Measurement of muscle mass and function, and thereafter, identification of sarcopenia, is a challenge in hospitalized older adults [47], and multiple studies have demonstrated that it is a disease with clinical relevance in this population, associated to severe clinical outcomes [7, 9,10,11,12]. Sarcopenia is frequent in hospitalized older patients, a vulnerable population to this condition that may be present on admission or developed during hospitalization because of hospital-associated immobility [48].

In addition, sarcopenia research is difficult in complex real-world old patients, because usually they are unable to collaborate with clinical, functional, and imaging testing [47]. Measurement of grip strength, and physical function tests like gait speed, the Timed Get Up and Go test, the 5-sit-to-stand test, or the SPPB, all of them necessary to implement sarcopenia criteria [7], may be very difficult to complete in many inpatients. Moreover, DXA, BIA, CT or MRI measurements may be unaccesible to many of them. The procedure with the overall highest completion rates in a recent cohort study was ultrasound measurement of the quadriceps muscle [47]. This technique provides non-invasive, real-time assessment of muscle quantity and quality, is highly acceptable to participants, and is associated with low perceived burden when compared to other testing [49]. Ultrasound measurement of avQRF has excellent inter-rater and intra-rater variability [50, 51], and has been proposed by EWGSOP-2 for clinical assessment of sarcopenia. Different protocols for ultrasound measurements have been proposed, although final consensus is lacking, while standardization is necessary [16, 24, 51,52,53].

Ultrasound technology has previously demonstrated validity and reliability for muscle mass and quality assessment [13,14,15,16, 19, 20, 54,55,56]. In our study we used a new simple protocol that has been previously described and validated in young adults in ICU patients [24], able to quantify muscle quantity and quality. In addition, we will be able to provide associations with DXA values and physical function tests. Added value of our study will be the multicenter and longitudinal design, and the ultrasound testing acquisition by previously trained geriatricians instead of radiologists, supporting the real-life use of this technique.

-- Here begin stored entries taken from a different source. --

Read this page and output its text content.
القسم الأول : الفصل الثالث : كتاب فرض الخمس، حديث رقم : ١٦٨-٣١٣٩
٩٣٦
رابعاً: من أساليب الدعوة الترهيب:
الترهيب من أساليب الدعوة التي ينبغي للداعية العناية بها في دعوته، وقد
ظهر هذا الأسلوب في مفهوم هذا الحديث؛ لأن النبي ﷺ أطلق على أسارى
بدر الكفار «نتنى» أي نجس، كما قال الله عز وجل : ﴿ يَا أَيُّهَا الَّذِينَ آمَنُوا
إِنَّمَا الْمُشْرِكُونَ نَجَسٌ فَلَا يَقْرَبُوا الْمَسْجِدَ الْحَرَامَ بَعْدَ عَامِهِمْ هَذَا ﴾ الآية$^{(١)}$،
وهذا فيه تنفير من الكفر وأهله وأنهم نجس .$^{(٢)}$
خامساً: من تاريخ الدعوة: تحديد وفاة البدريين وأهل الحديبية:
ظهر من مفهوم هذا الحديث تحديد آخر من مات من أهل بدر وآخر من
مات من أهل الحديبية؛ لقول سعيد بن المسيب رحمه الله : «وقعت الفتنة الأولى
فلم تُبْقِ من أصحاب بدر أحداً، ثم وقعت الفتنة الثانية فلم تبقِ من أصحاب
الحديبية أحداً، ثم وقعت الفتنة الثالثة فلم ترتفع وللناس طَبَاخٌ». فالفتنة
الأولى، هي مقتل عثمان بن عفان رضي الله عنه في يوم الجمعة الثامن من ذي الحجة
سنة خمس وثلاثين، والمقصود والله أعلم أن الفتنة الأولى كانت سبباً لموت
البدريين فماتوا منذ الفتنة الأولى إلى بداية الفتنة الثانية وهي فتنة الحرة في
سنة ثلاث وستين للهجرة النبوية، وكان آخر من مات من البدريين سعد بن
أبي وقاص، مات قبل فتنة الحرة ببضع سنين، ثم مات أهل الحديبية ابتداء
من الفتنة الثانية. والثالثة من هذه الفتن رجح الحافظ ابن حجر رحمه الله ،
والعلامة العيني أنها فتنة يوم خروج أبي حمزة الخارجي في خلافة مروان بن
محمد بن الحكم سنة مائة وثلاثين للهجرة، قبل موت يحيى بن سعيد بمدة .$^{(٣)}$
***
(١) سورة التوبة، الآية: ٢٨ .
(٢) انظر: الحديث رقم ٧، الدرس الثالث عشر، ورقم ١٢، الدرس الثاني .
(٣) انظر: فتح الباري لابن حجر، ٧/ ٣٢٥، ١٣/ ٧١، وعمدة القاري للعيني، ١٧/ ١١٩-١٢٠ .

The main limitations of the study is the unknown feasibility of the selected protocol for its use in hospitalized older adults, the possibility of a low inter-rater reliability between geriatricians albeit the training, or the heterogeneity of older adults regarding pathologies, functional status or medicines, because our study is non-interventional, only exploratory. Another limitation is that we will not be able to differentiate between sarcopenia and cachexia, although this is not the objective of the study. Cachexia is a common manifestation of several serious illnesses, such as chronic heart failure or cancer, it is associated with chronic inflammation, and in many cases it is related with hospitalization. However, sarcopenia and cachexia can overlap in the same older patient, and differential diagnosis might be difficult in clinical practice, as there is no clear demarcation line between them, or screening and diagnostic tools to clearly identify them [57, 58].

However, we think that the results obtained will be of great interest to the scientific geriatric community to assess the utility of ultrasound measurements for the detection and follow-up of sarcopenia in hospitalized older adults. Future research will need to validate the measurement methodology, describe cut-off points, and identify future strategies for management.